Le jeu de Korobeinikov est à la fois âpre et caressant, grave et lumineux, d’une sensibilité inouïe, et d’une sincérité …enfantine, qui respire et enchante littéralement dans le mouvement central dont il déduit un épisode suspendu, étoilé.
Telle lecture est d’autant plus appréciée qu’elle éclaire tout ce qui fait du Concerto n°1, une œuvre personnelle et très originale, presque sauvage dans l’enchaînement de séquences très diversifiées, et dans cet arc expressif radical. Ici, Tchaikovsky annonce la liberté crépusculaire de Rachmaninov et ce sont ses audaces qui ont tellement irrité le premier pianiste dédicataire Nikolaï Rubinstein, lequel refusa net de le créer. Et c’est son charme a contrario qui séduisit Hans von Bülow … lequel finalement assura la création à Boston en 1875. Photo © ONPL 2025
La Sinfonietta de Korngold,
partition flamboyante d’un jeune génie
Le morceau de bravoure, point d’orgue de la soirée, est assurément la découverte d’une
œuvre jamais écoutée jusque là à Paris (et probablement réalisée ce soir en création parisienne) : la Sinfonietta du jeune compositeur viennois Erich Wolfgang Korngold, alors auteur pleinement accompli d’une partition saisissante achevée ainsi au printemps 1913, à l’âge de 16 ans (!). De la part d’un adolescent, une telle œuvre qui a la dimension et l’orchestration des symphonies de Mahler et à tout le moins, des poèmes symphoniques et des opéras de Richard Strauss, est d’une valeur phénoménale. C’est un coup magistral de la part de Sascha Goetzel, d’autant que dans le choix de l’oeuvre, le chef confirme son goût des perles méconnues comme ses affinités évidentes avec le répertoire viennois. Un amour manifeste, un plaisir total des gestes, ce rythme vécu par le corps et en communion avec les instrumentistes produisent lors du concert et à travers les 4 mouvements de la Sinfonietta, une réalisation captivante, révélation d’un collectif engagé, surexpressif mais dans l’élégance et une finesse agogique toujours juste, superlative : autant de qualités que l’auditeur pourra retrouver dans le cd édité simultanément au concert (1 cd Bis records, dans lequel la Sinfonietta de Korngold est couplée avec entre autres, une autre splendeur orchestrale : l’ouverture de Die Gezeichneten de Franck Schreker… surprenante partition, elle aussi totalement fascinante).

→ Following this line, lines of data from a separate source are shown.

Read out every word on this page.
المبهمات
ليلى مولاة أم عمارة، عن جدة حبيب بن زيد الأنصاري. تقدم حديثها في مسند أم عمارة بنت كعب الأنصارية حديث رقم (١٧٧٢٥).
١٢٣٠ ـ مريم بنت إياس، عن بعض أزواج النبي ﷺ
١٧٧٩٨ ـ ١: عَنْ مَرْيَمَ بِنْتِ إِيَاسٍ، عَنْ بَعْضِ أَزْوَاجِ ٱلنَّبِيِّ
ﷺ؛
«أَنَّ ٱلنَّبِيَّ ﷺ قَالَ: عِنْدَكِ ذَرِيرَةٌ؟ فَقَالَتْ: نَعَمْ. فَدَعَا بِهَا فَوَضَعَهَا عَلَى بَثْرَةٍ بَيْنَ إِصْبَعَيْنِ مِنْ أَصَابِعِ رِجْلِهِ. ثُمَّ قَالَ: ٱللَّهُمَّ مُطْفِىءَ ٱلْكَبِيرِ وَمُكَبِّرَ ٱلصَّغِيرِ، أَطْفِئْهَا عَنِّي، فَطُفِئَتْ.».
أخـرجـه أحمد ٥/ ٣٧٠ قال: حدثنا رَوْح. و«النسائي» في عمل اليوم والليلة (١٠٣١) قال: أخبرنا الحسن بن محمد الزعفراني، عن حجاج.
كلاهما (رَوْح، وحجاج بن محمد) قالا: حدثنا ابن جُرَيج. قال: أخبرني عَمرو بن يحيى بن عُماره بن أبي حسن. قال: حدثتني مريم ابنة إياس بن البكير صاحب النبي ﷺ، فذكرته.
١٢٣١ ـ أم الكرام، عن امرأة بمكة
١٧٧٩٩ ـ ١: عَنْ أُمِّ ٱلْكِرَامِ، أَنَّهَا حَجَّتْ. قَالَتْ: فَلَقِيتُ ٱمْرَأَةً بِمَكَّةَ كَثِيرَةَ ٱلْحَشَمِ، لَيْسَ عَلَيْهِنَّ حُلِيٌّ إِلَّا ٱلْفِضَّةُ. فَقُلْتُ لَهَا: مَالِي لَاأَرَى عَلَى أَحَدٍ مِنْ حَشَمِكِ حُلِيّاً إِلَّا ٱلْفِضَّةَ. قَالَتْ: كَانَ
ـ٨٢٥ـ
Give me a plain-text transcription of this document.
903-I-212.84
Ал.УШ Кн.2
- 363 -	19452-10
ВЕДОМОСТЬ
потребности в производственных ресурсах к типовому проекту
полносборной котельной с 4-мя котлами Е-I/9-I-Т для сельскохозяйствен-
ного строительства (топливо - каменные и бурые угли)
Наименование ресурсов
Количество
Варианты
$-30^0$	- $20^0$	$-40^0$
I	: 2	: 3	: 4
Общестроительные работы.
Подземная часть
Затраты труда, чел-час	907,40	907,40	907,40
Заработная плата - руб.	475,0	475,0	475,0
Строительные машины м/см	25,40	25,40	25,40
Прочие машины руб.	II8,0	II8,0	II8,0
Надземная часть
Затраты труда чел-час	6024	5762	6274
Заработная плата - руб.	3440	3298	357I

Dans le cas de Korngold, la Sinfonietta n’a rien de « petit » (le titre Sinfonietta signifie « petite symphonie ») : outre l’ampleur de l’architecture, le souffle qui investit chaque pupitre, l’audace des combinaisons sonores, la pensée essentiellement orchestrale, et d’une grandeur déjà cinématographique dans ses effets et ses étagements ; l’œuvre saisit aussi par sa durée ; le premier mouvement se déploie de façon spectaculaire (avant Mahler) ; il plus de 10 mn ! Une prouesse littéralement enivrante qui pose d’emblée le décor. Korngold a une conscience et une connaissance phénoménale des ressources d’un orchestre ; avec d’autant plus de génie, que les combinaisons et la grille harmonique servent par leurs ré expositions, développement et reprises, une structure d’une évidente cohérence.
Dans chaque mouvement, Sascha Goetzel imprime un sentiment de plénitude transparente qui fait passer l’activité du premier mouvement, vers la rêverie la plus imperceptible et la plus évanescente ; la fureur rythmique du Scherzo, d’une activité bouillonnante et qui trépigne, à un sentiment de vitalité conquérante …. Mais c’est le III, noté « Molto andante » qui est pleine et directe immersion dans le rêve ; la séduction mélodique y fusionne avec une grille harmonique exquise et raffinée ; la sensibilité de Korngold se déploie ici sans limite, qui l’inscrit tel un disciple particulièrement affûté de Richard Strauss, sachant rendre perceptible la sensation du mystère et de l’enchantement, où chaque pupitre, idéalement individualisé, exprimerait chaque détail du rêve, mais un rêve traversé par la fantaisie et l’enchantement, jusqu’au ravissement final d’une flamboyante volupté.
Le Finale gonfle toutes les voiles sonores, traçant une voie profondément originale entre Wagner et Strauss, Beethoven et Mendelssohn : orchestration somptueuse, et toujours ce sentiment de volupté et de plénitude extatique qui transporte l’auditeur jusqu’à l’ivresse suspendue. La transparence, le soin du détail, les équilibres ciselés, l’élégance du geste, et aussi la vivacité expressive des accents composent un festival sonore irrésistible (jusqu’aux appels des cors finaux, rutilants, majestueux, qui citent Strauss encore). Un régal. L’écoute du cd qui vient d’être édité chez BIS est nécessaire, et vivement conseillée : l’auditeur pourra y mesurer, en complément à l’expérience du concert, la fabuleuse imagination du jeune Korngold, son métier époustouflant, sa finesse créative… au point que Paul Dukas et Camille Saint-Saëns, éblouis par sa sensibilité, son talent inouï, n’ont pas hésité à le comparer par sa précocité, à Mozart et à Mendelssohn. C’est dire. L’Orchestre National des Pays de La Loire et son directeur musical Sascha Goetzel ont pleinement dévoilé ce soir, la partition miraculeuse d’un jeune génie. Magistral.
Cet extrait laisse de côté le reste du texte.